Dalam Undang-Undang Nomor 30 tahun 1999 tentang Arbitrase Dan Alternatif Penyelesaian Sengketa (APS). APS diartikan sebagai lembaga penyelesaian konflik atau beda pendapat melaluji prosedur yang disepakati para pihak, yakni penyelesaian di luar pengadilan dengan cara konsultasi, mediasi, konsolidasi,atau penilaian ahli (Ps. 1 angka 10) atau dilibatkan dalam penyelesaian konflik tersebut atau melibatkan pihak ketiga yang bersifat netral.
Beberapa bentuk alternatif penyelesaian konflik (ADR) antara lain adalah negosiasi. Negosiasi adalah proses untuk mewujudkan kesepakatan dalam penyelesaian konflik antara para pihak. Negosiasi dalam sektor hukum berbeda dengan jenis negosisasi  lainnya karena dalam negosisasi hukum melibatkan lawyer atau penesehat hukum sebagai wakil para pihak yang berkonflik.
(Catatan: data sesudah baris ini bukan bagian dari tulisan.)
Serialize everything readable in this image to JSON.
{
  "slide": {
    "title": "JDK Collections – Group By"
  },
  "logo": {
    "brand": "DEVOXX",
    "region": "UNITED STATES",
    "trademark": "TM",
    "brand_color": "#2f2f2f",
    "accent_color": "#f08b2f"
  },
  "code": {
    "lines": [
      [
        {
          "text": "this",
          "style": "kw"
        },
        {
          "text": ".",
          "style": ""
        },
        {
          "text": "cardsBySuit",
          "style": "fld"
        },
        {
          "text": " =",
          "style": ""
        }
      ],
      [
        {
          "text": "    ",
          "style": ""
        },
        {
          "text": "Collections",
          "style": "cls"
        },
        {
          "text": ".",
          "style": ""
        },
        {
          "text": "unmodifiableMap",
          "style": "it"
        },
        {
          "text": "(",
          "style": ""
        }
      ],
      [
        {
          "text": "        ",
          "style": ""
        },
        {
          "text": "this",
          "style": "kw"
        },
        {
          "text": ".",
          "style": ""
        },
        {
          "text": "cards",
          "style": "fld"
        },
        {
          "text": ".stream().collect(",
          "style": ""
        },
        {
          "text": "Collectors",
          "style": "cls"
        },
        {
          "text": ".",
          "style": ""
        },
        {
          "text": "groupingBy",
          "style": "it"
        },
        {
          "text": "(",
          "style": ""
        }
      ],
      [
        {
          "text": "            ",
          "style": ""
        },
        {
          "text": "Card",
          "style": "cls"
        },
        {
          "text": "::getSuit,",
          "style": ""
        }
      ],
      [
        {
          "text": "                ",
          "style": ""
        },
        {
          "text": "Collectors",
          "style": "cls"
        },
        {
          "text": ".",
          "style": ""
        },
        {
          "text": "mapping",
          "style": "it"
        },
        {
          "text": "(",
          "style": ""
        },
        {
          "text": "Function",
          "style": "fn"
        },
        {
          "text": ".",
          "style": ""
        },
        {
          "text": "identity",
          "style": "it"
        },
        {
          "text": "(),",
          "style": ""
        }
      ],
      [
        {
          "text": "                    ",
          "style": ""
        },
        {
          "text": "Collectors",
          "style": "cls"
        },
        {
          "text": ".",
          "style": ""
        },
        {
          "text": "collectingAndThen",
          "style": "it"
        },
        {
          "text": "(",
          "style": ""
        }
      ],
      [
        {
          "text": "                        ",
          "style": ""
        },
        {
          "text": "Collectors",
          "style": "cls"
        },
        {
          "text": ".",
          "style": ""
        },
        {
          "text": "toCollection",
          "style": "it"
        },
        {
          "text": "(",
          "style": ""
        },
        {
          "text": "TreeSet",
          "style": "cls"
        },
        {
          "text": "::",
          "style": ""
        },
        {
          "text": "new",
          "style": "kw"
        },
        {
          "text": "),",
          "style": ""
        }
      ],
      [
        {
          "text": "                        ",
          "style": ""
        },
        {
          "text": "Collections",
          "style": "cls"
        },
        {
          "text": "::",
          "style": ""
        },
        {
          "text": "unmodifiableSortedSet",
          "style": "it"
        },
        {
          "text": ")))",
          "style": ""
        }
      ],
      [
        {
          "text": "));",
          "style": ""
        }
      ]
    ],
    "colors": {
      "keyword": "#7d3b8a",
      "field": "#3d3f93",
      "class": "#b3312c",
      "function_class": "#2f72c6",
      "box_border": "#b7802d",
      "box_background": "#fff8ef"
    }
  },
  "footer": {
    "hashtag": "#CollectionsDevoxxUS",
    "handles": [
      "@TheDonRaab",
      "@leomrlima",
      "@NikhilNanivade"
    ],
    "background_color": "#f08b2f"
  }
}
Dalam negosiasi para pihak yang berkonflik itu sendiri menetapkan konsensus (kesepakatan) dalam penyelesaiqan konflik antara mareka tersebut peranan panasehat hukum adalah hanya membantu pihak yang berkonflik menemukan bentuk-bentuk kesepakatan yang menjadi tujuan pihak yangt berkonflik tersebut.
Negosiasi dilakukan karena telah ada konflik yang muncul diantara para pihak, maupun hanya karena belum ada kata sepakat yang disebabkan karena belum ada pembicaraan tentang hal tersebut. Negosiasi mensyaratkan bahwa para pihak yangt berkonflik atau konsultan hukumnya mampu mengidentifikasi permasalahan yang terjadi dan memberikan jalan keluar pemecahannya. Kesepakatan poenyelesaian konflik para pihak harus dituangkan dalam bentuk tertulis yang disetujui oleh para pihak. (lihat juga pasal 1864 Bab XVIII Kitab Undang-Undang Hukum Perdata ).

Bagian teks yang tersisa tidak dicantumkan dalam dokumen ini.